Once you have gotten proficient at counting the breath than you should move on to following the breath. I think there are some funny ancient names for this but just be aware of the breath as you inhale and exhale, it might be difficult starting out doing this as you might find yourself going back to following the breath. That is ok. This is not a competitive practice. Just work on following the breath until you can do it well enough to where your mind does not go into the routine of rumination about the day to day.
I know a bunch of the readers are saying in their heads right now that “Master so and so doesn’t teach all of this! You’re just making this up!” I assure you I am not making this up and if master so and so is who I think he is than he may not have mentioned it but he did indeed practice what I am going over right now cause this is what was taught in the schoolhouse he came from.

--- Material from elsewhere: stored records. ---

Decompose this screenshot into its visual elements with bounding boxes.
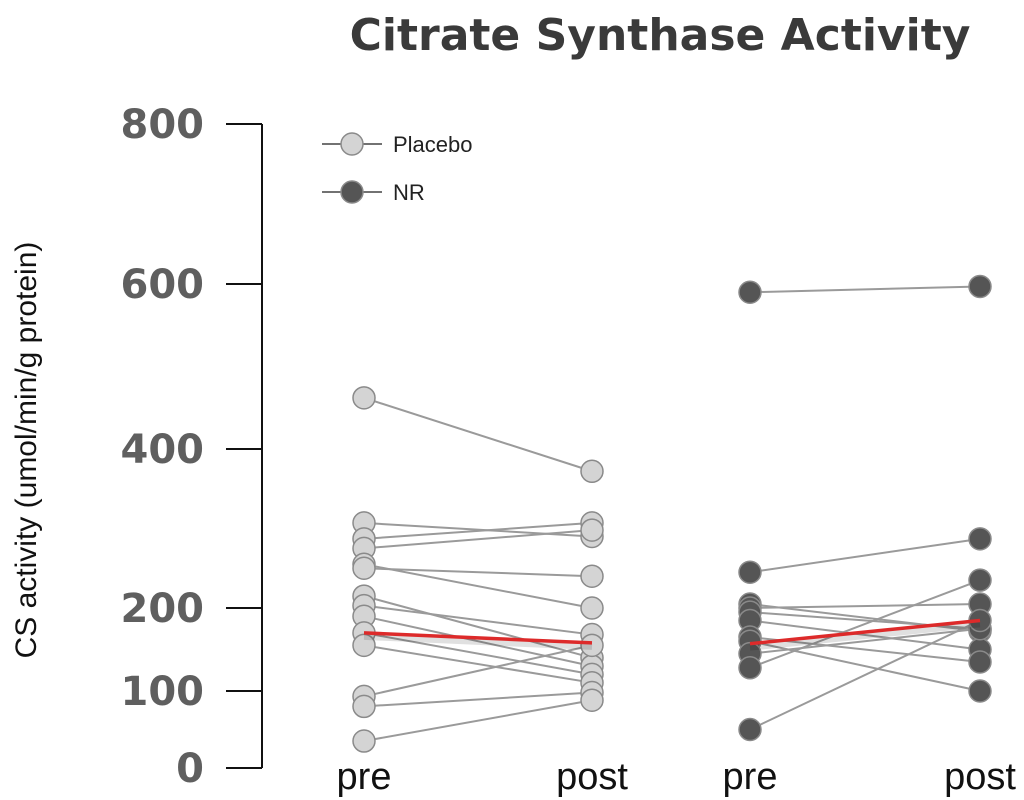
legend-label: NR xyxy=(393,180,425,205)
subject-line xyxy=(363,595,593,659)
legend-marker xyxy=(340,180,364,204)
x-axis-labels: pre post pre post xyxy=(337,756,1017,798)
subject-lines xyxy=(363,285,981,743)
subject-line xyxy=(363,644,593,684)
data-point xyxy=(968,568,992,592)
data-point xyxy=(738,280,762,304)
data-point xyxy=(580,596,604,620)
subject-line xyxy=(363,521,593,538)
mean-lines xyxy=(363,618,981,651)
data-point xyxy=(580,633,604,658)
data-point xyxy=(352,386,376,410)
mean-line-shadow xyxy=(363,633,593,650)
mean-line xyxy=(749,618,981,646)
y-tick-label: 200 xyxy=(121,586,205,632)
x-tick-label: pre xyxy=(723,756,778,798)
subject-line xyxy=(363,567,593,578)
subject-line xyxy=(363,521,593,540)
data-point xyxy=(352,729,376,753)
x-tick-label: post xyxy=(944,756,1016,798)
data-point xyxy=(968,650,992,674)
subject-line xyxy=(363,604,593,636)
y-axis-label: CS activity (umol/min/g protein) xyxy=(10,242,43,659)
subject-line xyxy=(363,529,593,550)
mean-line-shadow xyxy=(749,621,981,651)
data-point xyxy=(580,518,604,542)
mean-line xyxy=(363,631,593,645)
y-tick-label: 600 xyxy=(121,262,205,308)
legend-marker xyxy=(340,132,364,156)
data-point xyxy=(738,656,762,680)
y-tick-label: 0 xyxy=(176,746,204,792)
subject-line xyxy=(749,619,981,651)
subject-line xyxy=(749,285,981,294)
subject-line xyxy=(363,644,593,698)
data-point xyxy=(738,560,762,584)
y-tick-label: 400 xyxy=(121,427,205,473)
y-tick-label: 800 xyxy=(121,102,205,148)
data-point xyxy=(580,688,604,712)
data-point xyxy=(352,556,376,580)
data-point xyxy=(968,527,992,551)
subject-line xyxy=(363,691,593,708)
subject-line xyxy=(749,537,981,574)
subject-line xyxy=(749,627,981,655)
subject-line xyxy=(363,563,593,609)
subject-line xyxy=(363,699,593,743)
data-point xyxy=(738,717,762,742)
chart-title: Citrate Synthase Activity xyxy=(350,10,971,61)
y-tick-label: 100 xyxy=(121,669,205,715)
y-axis: 0 100 200 400 600 800 xyxy=(121,102,263,792)
data-point xyxy=(968,274,992,299)
subject-line xyxy=(749,619,981,731)
x-tick-label: pre xyxy=(337,756,392,798)
subject-line xyxy=(749,579,981,669)
data-point xyxy=(580,459,604,484)
legend-label: Placebo xyxy=(393,132,473,157)
subject-line xyxy=(363,631,593,676)
subject-line xyxy=(363,396,593,473)
data-point xyxy=(968,679,992,703)
data-points xyxy=(352,274,992,753)
data-point xyxy=(352,694,376,719)
subject-line xyxy=(363,615,593,668)
data-point xyxy=(580,564,604,588)
subject-line xyxy=(749,603,981,609)
x-tick-label: post xyxy=(556,756,628,798)
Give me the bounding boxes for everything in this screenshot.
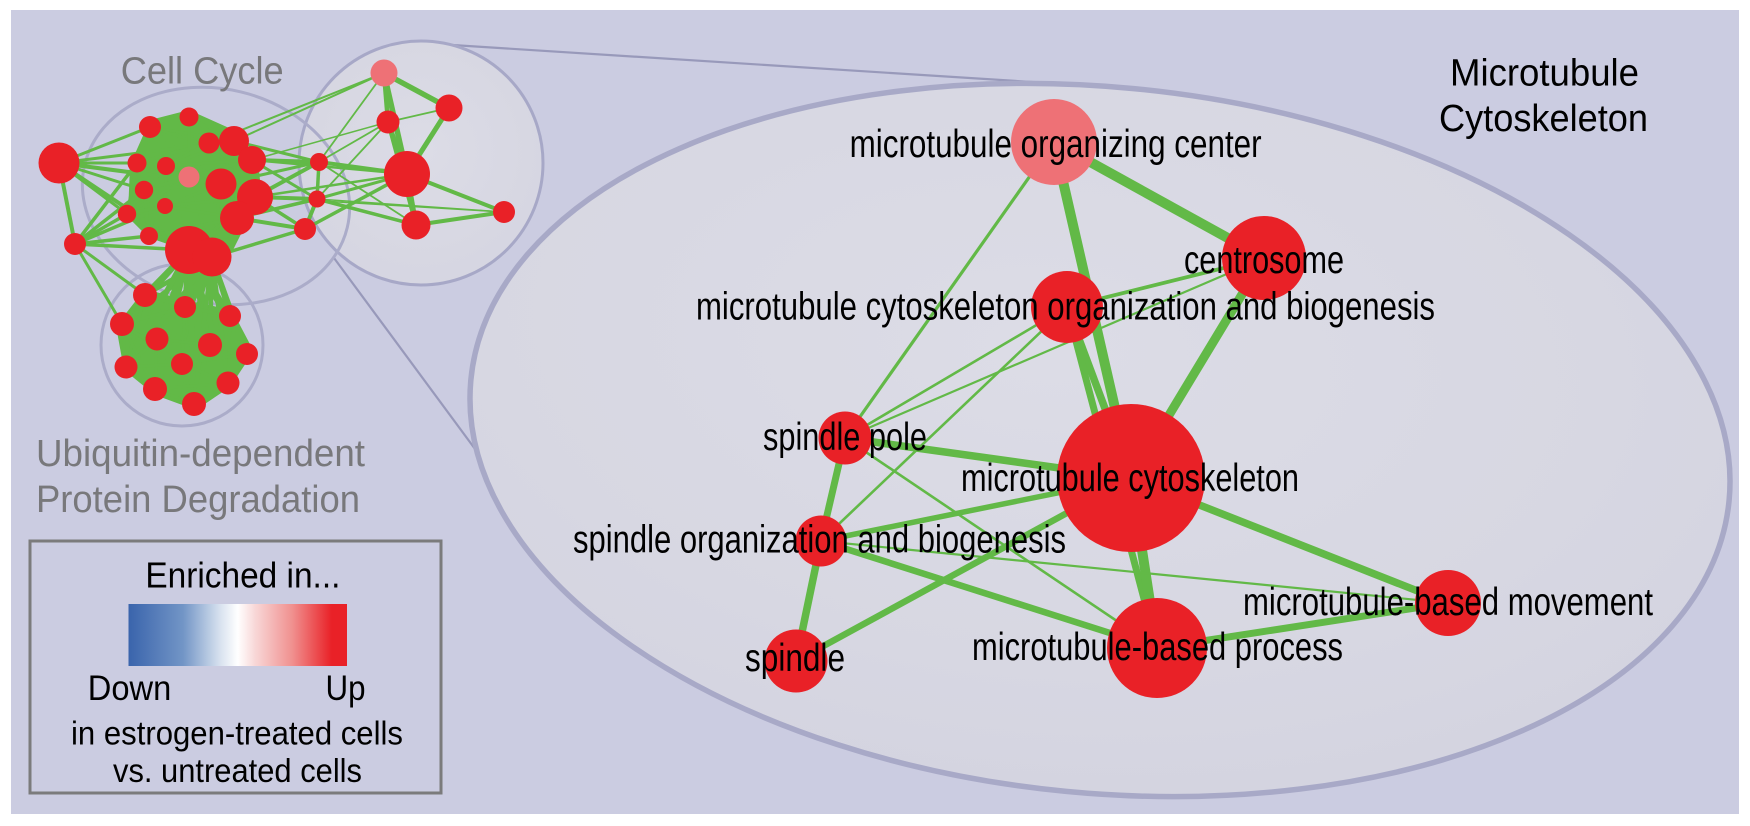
svg-text:Cytoskeleton: Cytoskeleton xyxy=(1439,98,1648,140)
svg-text:microtubule-based process: microtubule-based process xyxy=(972,626,1343,669)
svg-text:microtubule organizing center: microtubule organizing center xyxy=(850,123,1262,166)
svg-text:Enriched in...: Enriched in... xyxy=(145,555,340,596)
svg-text:microtubule-based movement: microtubule-based movement xyxy=(1243,581,1653,624)
svg-text:Down: Down xyxy=(88,669,172,708)
svg-text:Up: Up xyxy=(326,669,366,708)
svg-text:centrosome: centrosome xyxy=(1184,239,1344,282)
svg-text:spindle pole: spindle pole xyxy=(763,416,927,459)
svg-text:Microtubule: Microtubule xyxy=(1450,53,1639,95)
svg-text:spindle: spindle xyxy=(745,637,845,680)
svg-text:microtubule cytoskeleton: microtubule cytoskeleton xyxy=(961,457,1299,500)
svg-text:vs. untreated cells: vs. untreated cells xyxy=(113,752,362,789)
svg-text:Cell Cycle: Cell Cycle xyxy=(121,51,284,93)
svg-text:Ubiquitin-dependent: Ubiquitin-dependent xyxy=(36,433,365,475)
svg-text:spindle organization and bioge: spindle organization and biogenesis xyxy=(573,519,1066,562)
svg-text:in estrogen-treated cells: in estrogen-treated cells xyxy=(71,715,403,752)
svg-text:Protein Degradation: Protein Degradation xyxy=(36,479,360,521)
svg-text:microtubule cytoskeleton organ: microtubule cytoskeleton organization an… xyxy=(696,286,1435,329)
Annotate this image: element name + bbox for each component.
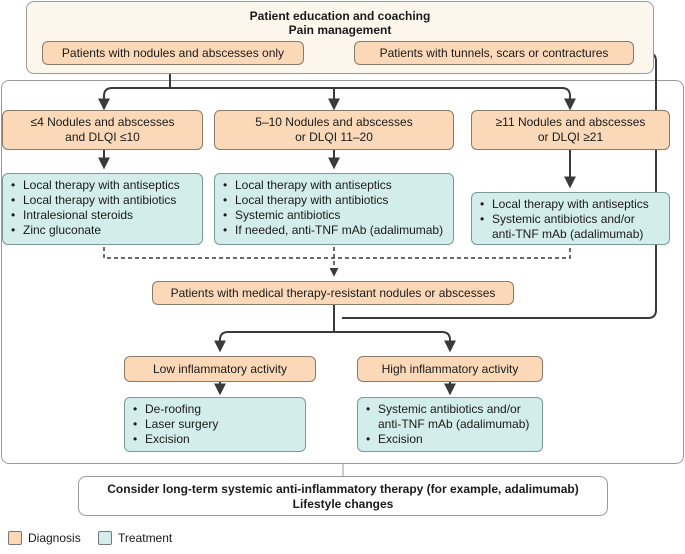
severity-line: or DLQI 11–20 xyxy=(295,130,373,144)
connector-activity xyxy=(214,331,229,353)
treatment-item: Systemic antibiotics xyxy=(223,208,445,223)
legend-diagnosis-label: Diagnosis xyxy=(28,531,81,545)
severity-line: ≥11 Nodules and abscesses xyxy=(495,115,646,129)
severity-line: or DLQI ≥21 xyxy=(537,130,604,144)
treatment-item: Excision xyxy=(133,432,297,447)
treatment-item: Systemic antibiotics and/or xyxy=(366,402,534,417)
treatment-box-mid: Local therapy with antiseptics Local the… xyxy=(214,173,454,245)
legend-diagnosis-swatch xyxy=(8,531,22,545)
lifestyle-title: Lifestyle changes xyxy=(292,497,394,511)
treatment-item: Local therapy with antiseptics xyxy=(11,178,194,193)
nodules-only-label: Patients with nodules and abscesses only xyxy=(61,45,285,60)
severity-line: ≤4 Nodules and abscesses xyxy=(30,115,175,129)
high-activity-box: High inflammatory activity xyxy=(357,356,543,382)
tunnels-label: Patients with tunnels, scars or contract… xyxy=(379,45,609,60)
treatment-item: Local therapy with antibiotics xyxy=(11,193,194,208)
severity-line: and DLQI ≤10 xyxy=(65,130,140,144)
high-activity-treatment-box: Systemic antibiotics and/or anti-TNF mAb… xyxy=(357,397,543,452)
tunnels-box: Patients with tunnels, scars or contract… xyxy=(354,41,634,65)
treatment-item: If needed, anti-TNF mAb (adalimumab) xyxy=(223,223,445,238)
treatment-item: Excision xyxy=(366,432,534,447)
low-activity-box: Low inflammatory activity xyxy=(124,356,316,382)
treatment-item: Intralesional steroids xyxy=(11,208,194,223)
treatment-item: anti-TNF mAb (adalimumab) xyxy=(492,227,644,241)
education-title: Patient education and coaching xyxy=(249,9,431,23)
resistant-label: Patients with medical therapy-resistant … xyxy=(170,285,496,300)
main-frame xyxy=(1,80,684,464)
treatment-item: Laser surgery xyxy=(133,417,297,432)
long-term-title: Consider long-term systemic anti-inflamm… xyxy=(107,482,579,496)
connector-horizontal xyxy=(98,87,113,111)
dashed-connector xyxy=(103,247,571,259)
low-activity-treatment-box: De-roofing Laser surgery Excision xyxy=(124,397,306,452)
connector-horizontal xyxy=(112,87,576,111)
treatment-item: Zinc gluconate xyxy=(11,223,194,238)
connector-activity xyxy=(228,331,456,353)
nodules-only-box: Patients with nodules and abscesses only xyxy=(42,41,304,65)
treatment-item: Local therapy with antiseptics xyxy=(223,178,445,193)
pain-management-title: Pain management xyxy=(288,23,392,37)
treatment-item: Systemic antibiotics and/or xyxy=(480,212,661,227)
long-term-box: Consider long-term systemic anti-inflamm… xyxy=(78,476,608,516)
high-activity-label: High inflammatory activity xyxy=(381,361,519,376)
treatment-item: De-roofing xyxy=(133,402,297,417)
resistant-box: Patients with medical therapy-resistant … xyxy=(152,281,514,305)
treatment-item: Local therapy with antiseptics xyxy=(480,197,661,212)
treatment-box-low: Local therapy with antiseptics Local the… xyxy=(2,173,203,245)
treatment-box-high: Local therapy with antiseptics Systemic … xyxy=(471,192,670,245)
treatment-item: anti-TNF mAb (adalimumab) xyxy=(378,417,530,431)
severity-line: 5–10 Nodules and abscesses xyxy=(255,115,413,129)
low-activity-label: Low inflammatory activity xyxy=(152,361,288,376)
legend-treatment-label: Treatment xyxy=(118,531,173,545)
legend-treatment-swatch xyxy=(98,531,112,545)
treatment-item: Local therapy with antibiotics xyxy=(223,193,445,208)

So the next thing you want to get into is body awareness. This is likely going to have been happening throughout but now is the time to focus on it. This is also where you are likely to begin to become a posture Nazi as well, please do understand that everyone has a unique posture, you really just have to concentrate on your own. I also think it is important to come back to it just to pay attention to what your body is going through AFTER you have gotten your posture down pat. And while this is still filed in with concentration it also gets a little gray here; up until this point the main effort is just getting you mind prepared for what comes next. However this portion may lead to some insight, particularly impermanence, as you stay with the sensations of your body you may begin to understand that there is nothing about you that is permanent. This is an important insight that you can’t just learn through reading or intellectual understanding but can experience happening in real time as you follow the sensations of the body. There are various other concentration practices out there often going under the guise of "Mindfulness" and many of them also wander back and forth from concentration to wisdom. I am not here to condemn anyone practice just so you know.
This is where most of the modern writings seem to focus. And that is a good thing but in my view kind of pointless without a grounding in the fundamentals. I won’t get into the dogmatic argument of koan practice vs. silent illumination vs. sole sitting or shikantaza or whatever. In my view they are all wonderful and wondrous practices and I find it pointless to stack one against another. I think what is most effective for each individual will depend largely on each person’s own circumstances. But it is important to go back to the fundamentals of ethics and concentration constantly while you are developing your wisdom practice. I say again it is important to go back to the fundamentals of ethics and concentration constantly while you are developing your wisdom practice. It is important to go back to the fundamentals of ethics and concentration constantly while you are developing your wisdom practice. I say it three times because this is where people get stuck and or go off into extremes. This is where the koan is warning about all the skulls littering the meditation platform. This is where it is important to find a good friend to help you along the way, and where the grounding of a meditation community comes in helpful. And for me this is where the playful ease of freedom is found. Do not get stuck.